- Zgornja Ribnica Location in Slovenia
- Coordinates: 45°51′43″N 15°39′55″E﻿ / ﻿45.86194°N 15.66528°E
- Country: Slovenia
- Traditional region: Lower Carniola
- Statistical region: Lower Sava
- Municipality: Brežice
- Elevation: 225 m (738 ft)

= Zgornja Ribnica =

Zgornja Ribnica (/sl/; in older sources also Gorenja Ribnica, Oberribenza) is a former settlement in the Municipality of Brežice in eastern Slovenia, close to the border with Croatia. It is now part of the village of Ribnica. The area is part of the traditional region of Lower Carniola. It is now included with the rest of the municipality in the Lower Sava Statistical Region.

==Geography==
Part of Zgornja Ribnica stands on a terrace above the Road from Ljubljana to Zagreb. The rest of the settlement is scattered across the adjacent hillsides.

==Name==
The name Zgornja Ribnica literally means 'upper Ribnica', contrasting with neighboring Spodnja Ribnica (literally, 'lower Ribnica'), which stands about 70 m lower in elevation.
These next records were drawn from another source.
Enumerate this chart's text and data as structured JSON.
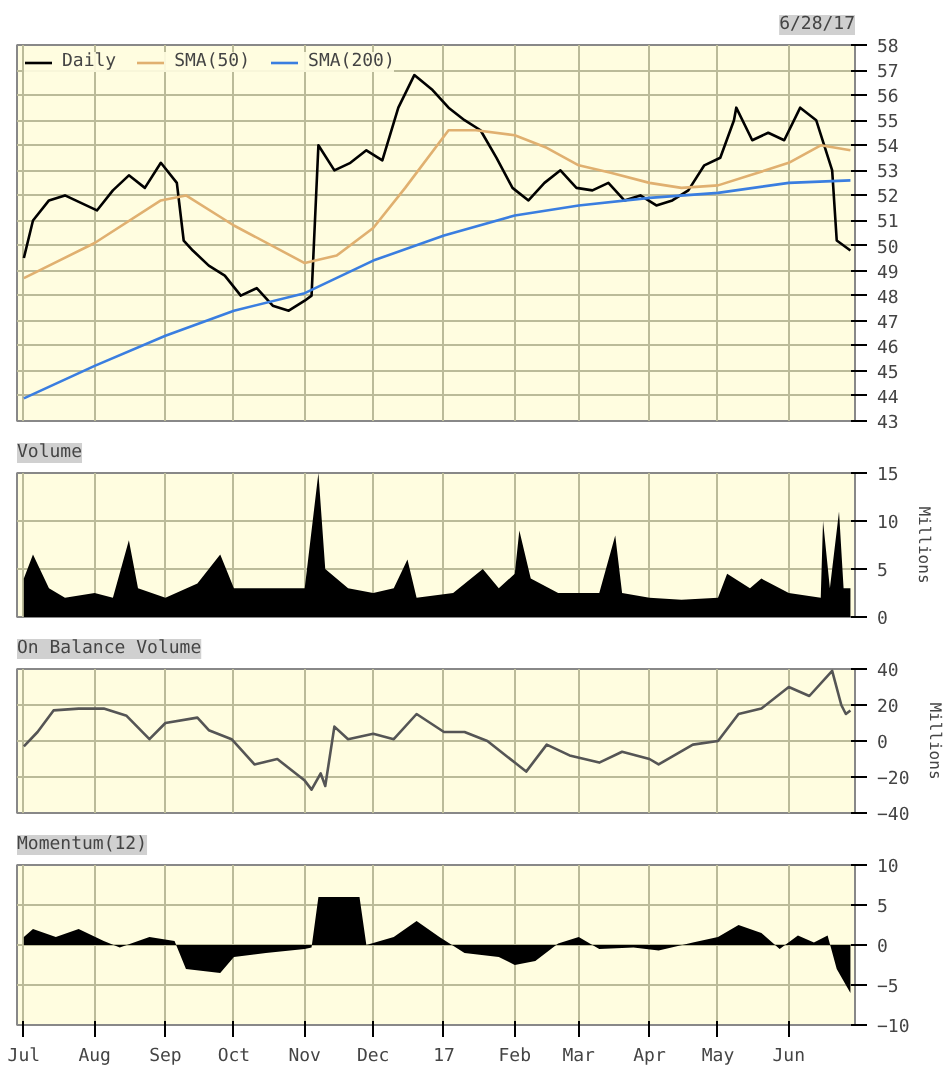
{
  "chart_data": [
    {
      "type": "line",
      "annotations": [
        "6/28/17"
      ],
      "legend": "top left",
      "grid": true,
      "tick_labels": "y",
      "xlim": [
        "2016-06-28",
        "2017-06-30"
      ],
      "xticks": [
        {
          "value": "2016-07-01",
          "label": null
        },
        {
          "value": "2016-08-01",
          "label": null
        },
        {
          "value": "2016-09-01",
          "label": null
        },
        {
          "value": "2016-10-01",
          "label": null
        },
        {
          "value": "2016-11-01",
          "label": null
        },
        {
          "value": "2016-12-01",
          "label": null
        },
        {
          "value": "2017-01-01",
          "label": null
        },
        {
          "value": "2017-02-01",
          "label": null
        },
        {
          "value": "2017-03-01",
          "label": null
        },
        {
          "value": "2017-04-01",
          "label": null
        },
        {
          "value": "2017-05-01",
          "label": null
        },
        {
          "value": "2017-06-01",
          "label": null
        }
      ],
      "ylim": [
        43,
        58
      ],
      "yticks": [
        43,
        44,
        45,
        46,
        47,
        48,
        49,
        50,
        51,
        52,
        53,
        54,
        55,
        56,
        57,
        58
      ],
      "series": [
        {
          "name": "Daily",
          "color": "#000000",
          "x": [
            "2016-07-01",
            "2016-07-05",
            "2016-07-12",
            "2016-07-19",
            "2016-07-26",
            "2016-08-02",
            "2016-08-09",
            "2016-08-16",
            "2016-08-23",
            "2016-08-30",
            "2016-09-06",
            "2016-09-09",
            "2016-09-13",
            "2016-09-20",
            "2016-09-27",
            "2016-10-04",
            "2016-10-11",
            "2016-10-18",
            "2016-10-25",
            "2016-11-01",
            "2016-11-04",
            "2016-11-07",
            "2016-11-14",
            "2016-11-21",
            "2016-11-28",
            "2016-12-05",
            "2016-12-12",
            "2016-12-19",
            "2016-12-27",
            "2017-01-03",
            "2017-01-10",
            "2017-01-17",
            "2017-01-24",
            "2017-01-31",
            "2017-02-07",
            "2017-02-14",
            "2017-02-21",
            "2017-02-28",
            "2017-03-07",
            "2017-03-14",
            "2017-03-21",
            "2017-03-28",
            "2017-04-04",
            "2017-04-11",
            "2017-04-18",
            "2017-04-25",
            "2017-05-02",
            "2017-05-08",
            "2017-05-09",
            "2017-05-16",
            "2017-05-23",
            "2017-05-30",
            "2017-06-06",
            "2017-06-13",
            "2017-06-20",
            "2017-06-22",
            "2017-06-28"
          ],
          "values": [
            49.5,
            51,
            51.8,
            52,
            51.7,
            51.4,
            52.2,
            52.8,
            52.3,
            53.3,
            52.5,
            50.2,
            49.8,
            49.2,
            48.8,
            48,
            48.3,
            47.6,
            47.4,
            47.8,
            48,
            54,
            53,
            53.3,
            53.8,
            53.4,
            55.5,
            56.8,
            56.2,
            55.5,
            55,
            54.6,
            53.5,
            52.3,
            51.8,
            52.5,
            53,
            52.3,
            52.2,
            52.5,
            51.8,
            52,
            51.6,
            51.8,
            52.2,
            53.2,
            53.5,
            55,
            55.5,
            54.2,
            54.5,
            54.2,
            55.5,
            55,
            53,
            50.2,
            49.8
          ]
        },
        {
          "name": "SMA(50)",
          "color": "#e0b070",
          "x": [
            "2016-07-01",
            "2016-08-01",
            "2016-08-30",
            "2016-09-10",
            "2016-10-01",
            "2016-11-01",
            "2016-11-15",
            "2016-12-01",
            "2016-12-15",
            "2017-01-03",
            "2017-01-15",
            "2017-02-01",
            "2017-02-15",
            "2017-03-01",
            "2017-03-15",
            "2017-04-01",
            "2017-04-15",
            "2017-05-01",
            "2017-05-15",
            "2017-06-01",
            "2017-06-15",
            "2017-06-28"
          ],
          "values": [
            48.7,
            50.1,
            51.8,
            52,
            50.8,
            49.3,
            49.6,
            50.7,
            52.3,
            54.6,
            54.6,
            54.4,
            53.9,
            53.2,
            52.9,
            52.5,
            52.3,
            52.4,
            52.8,
            53.3,
            54,
            53.8
          ]
        },
        {
          "name": "SMA(200)",
          "color": "#3a7ee0",
          "x": [
            "2016-07-01",
            "2016-08-01",
            "2016-09-01",
            "2016-10-01",
            "2016-11-01",
            "2016-12-01",
            "2017-01-01",
            "2017-02-01",
            "2017-03-01",
            "2017-04-01",
            "2017-05-01",
            "2017-06-01",
            "2017-06-28"
          ],
          "values": [
            43.9,
            45.2,
            46.4,
            47.4,
            48.1,
            49.4,
            50.4,
            51.2,
            51.6,
            51.9,
            52.1,
            52.5,
            52.6
          ]
        }
      ]
    },
    {
      "type": "area",
      "title": "Volume",
      "ylabel": "Millions",
      "grid": true,
      "tick_labels": "y",
      "xlim": [
        "2016-06-28",
        "2017-06-30"
      ],
      "xticks": [
        {
          "value": "2016-07-01",
          "label": null
        },
        {
          "value": "2016-08-01",
          "label": null
        },
        {
          "value": "2016-09-01",
          "label": null
        },
        {
          "value": "2016-10-01",
          "label": null
        },
        {
          "value": "2016-11-01",
          "label": null
        },
        {
          "value": "2016-12-01",
          "label": null
        },
        {
          "value": "2017-01-01",
          "label": null
        },
        {
          "value": "2017-02-01",
          "label": null
        },
        {
          "value": "2017-03-01",
          "label": null
        },
        {
          "value": "2017-04-01",
          "label": null
        },
        {
          "value": "2017-05-01",
          "label": null
        },
        {
          "value": "2017-06-01",
          "label": null
        }
      ],
      "ylim": [
        0,
        15
      ],
      "yticks": [
        0,
        5,
        10,
        15
      ],
      "series": [
        {
          "color": "#000000",
          "x": [
            "2016-07-01",
            "2016-07-05",
            "2016-07-12",
            "2016-07-19",
            "2016-08-01",
            "2016-08-09",
            "2016-08-16",
            "2016-08-20",
            "2016-09-01",
            "2016-09-15",
            "2016-09-25",
            "2016-10-01",
            "2016-10-15",
            "2016-11-01",
            "2016-11-07",
            "2016-11-10",
            "2016-11-20",
            "2016-12-01",
            "2016-12-10",
            "2016-12-16",
            "2016-12-20",
            "2017-01-05",
            "2017-01-18",
            "2017-01-25",
            "2017-02-01",
            "2017-02-03",
            "2017-02-08",
            "2017-02-20",
            "2017-03-01",
            "2017-03-10",
            "2017-03-17",
            "2017-03-20",
            "2017-04-01",
            "2017-04-15",
            "2017-05-01",
            "2017-05-05",
            "2017-05-15",
            "2017-05-20",
            "2017-06-01",
            "2017-06-15",
            "2017-06-16",
            "2017-06-19",
            "2017-06-23",
            "2017-06-25",
            "2017-06-28"
          ],
          "values": [
            4,
            6.5,
            3,
            2,
            2.5,
            2,
            8,
            3,
            2,
            3.5,
            6.5,
            3,
            3,
            3,
            15,
            5,
            3,
            2.5,
            3,
            6,
            2,
            2.5,
            5,
            3,
            4.5,
            9,
            4,
            2.5,
            2.5,
            2.5,
            8.5,
            2.5,
            2,
            1.8,
            2,
            4.5,
            3,
            4,
            2.5,
            2,
            10,
            3,
            11,
            3,
            3
          ]
        }
      ]
    },
    {
      "type": "line",
      "title": "On Balance Volume",
      "ylabel": "Millions",
      "grid": true,
      "tick_labels": "y",
      "xlim": [
        "2016-06-28",
        "2017-06-30"
      ],
      "xticks": [
        {
          "value": "2016-07-01",
          "label": null
        },
        {
          "value": "2016-08-01",
          "label": null
        },
        {
          "value": "2016-09-01",
          "label": null
        },
        {
          "value": "2016-10-01",
          "label": null
        },
        {
          "value": "2016-11-01",
          "label": null
        },
        {
          "value": "2016-12-01",
          "label": null
        },
        {
          "value": "2017-01-01",
          "label": null
        },
        {
          "value": "2017-02-01",
          "label": null
        },
        {
          "value": "2017-03-01",
          "label": null
        },
        {
          "value": "2017-04-01",
          "label": null
        },
        {
          "value": "2017-05-01",
          "label": null
        },
        {
          "value": "2017-06-01",
          "label": null
        }
      ],
      "ylim": [
        -40,
        40
      ],
      "yticks": [
        -40,
        -20,
        0,
        20,
        40
      ],
      "series": [
        {
          "color": "#555555",
          "x": [
            "2016-07-01",
            "2016-07-07",
            "2016-07-14",
            "2016-07-25",
            "2016-08-05",
            "2016-08-15",
            "2016-08-25",
            "2016-09-01",
            "2016-09-15",
            "2016-09-20",
            "2016-09-30",
            "2016-10-10",
            "2016-10-20",
            "2016-11-01",
            "2016-11-04",
            "2016-11-08",
            "2016-11-10",
            "2016-11-14",
            "2016-11-20",
            "2016-12-01",
            "2016-12-10",
            "2016-12-20",
            "2017-01-01",
            "2017-01-10",
            "2017-01-20",
            "2017-02-01",
            "2017-02-06",
            "2017-02-15",
            "2017-02-25",
            "2017-03-10",
            "2017-03-20",
            "2017-04-01",
            "2017-04-05",
            "2017-04-20",
            "2017-05-01",
            "2017-05-10",
            "2017-05-20",
            "2017-06-01",
            "2017-06-10",
            "2017-06-20",
            "2017-06-24",
            "2017-06-26",
            "2017-06-28"
          ],
          "values": [
            -3,
            5,
            17,
            18,
            18,
            14,
            1,
            10,
            13,
            6,
            1,
            -13,
            -10,
            -22,
            -27,
            -18,
            -25,
            8,
            1,
            4,
            1,
            15,
            5,
            5,
            0,
            -12,
            -17,
            -2,
            -8,
            -12,
            -6,
            -10,
            -13,
            -2,
            0,
            15,
            18,
            30,
            25,
            39,
            20,
            15,
            17
          ]
        }
      ]
    },
    {
      "type": "area",
      "title": "Momentum(12)",
      "grid": true,
      "xlim": [
        "2016-06-28",
        "2017-06-30"
      ],
      "xticks": [
        {
          "value": "2016-07-01",
          "label": "Jul"
        },
        {
          "value": "2016-08-01",
          "label": "Aug"
        },
        {
          "value": "2016-09-01",
          "label": "Sep"
        },
        {
          "value": "2016-10-01",
          "label": "Oct"
        },
        {
          "value": "2016-11-01",
          "label": "Nov"
        },
        {
          "value": "2016-12-01",
          "label": "Dec"
        },
        {
          "value": "2017-01-01",
          "label": "17"
        },
        {
          "value": "2017-02-01",
          "label": "Feb"
        },
        {
          "value": "2017-03-01",
          "label": "Mar"
        },
        {
          "value": "2017-04-01",
          "label": "Apr"
        },
        {
          "value": "2017-05-01",
          "label": "May"
        },
        {
          "value": "2017-06-01",
          "label": "Jun"
        }
      ],
      "ylim": [
        -10,
        10
      ],
      "yticks": [
        -10,
        -5,
        0,
        5,
        10
      ],
      "series": [
        {
          "color": "#000000",
          "x": [
            "2016-07-01",
            "2016-07-05",
            "2016-07-15",
            "2016-07-25",
            "2016-08-05",
            "2016-08-12",
            "2016-08-25",
            "2016-09-05",
            "2016-09-10",
            "2016-09-25",
            "2016-10-01",
            "2016-10-15",
            "2016-11-01",
            "2016-11-04",
            "2016-11-07",
            "2016-11-25",
            "2016-11-28",
            "2016-12-10",
            "2016-12-20",
            "2016-12-30",
            "2017-01-10",
            "2017-01-25",
            "2017-02-01",
            "2017-02-10",
            "2017-02-20",
            "2017-03-01",
            "2017-03-10",
            "2017-03-25",
            "2017-04-05",
            "2017-04-20",
            "2017-05-01",
            "2017-05-10",
            "2017-05-20",
            "2017-05-28",
            "2017-06-05",
            "2017-06-12",
            "2017-06-18",
            "2017-06-22",
            "2017-06-28"
          ],
          "values": [
            1,
            2,
            1,
            2,
            0.5,
            -0.3,
            1,
            0.5,
            -3,
            -3.5,
            -1.5,
            -1,
            -0.5,
            -0.3,
            6,
            6,
            0,
            1,
            3,
            1,
            -1,
            -1.5,
            -2.5,
            -2,
            0.2,
            1,
            -0.5,
            -0.3,
            -0.7,
            0.3,
            1,
            2.5,
            1.5,
            -0.5,
            1.2,
            0.3,
            1.2,
            -3,
            -6
          ]
        }
      ]
    }
  ]
}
The name Ribnica was originally a hydronym derived from the common noun riba 'fish', thus referring to a stream with many fish and, by extension, a settlement along such a stream.

==History==
Zgornja Ribnica had a population of 69 living in 13 houses in 1869, and 73 living in 13 houses in 1900. Together with neighboring Spodnja Ribnica, Zgornja Ribnica was combined into the village of Ribnica 1953, ending its existence as an independent settlement.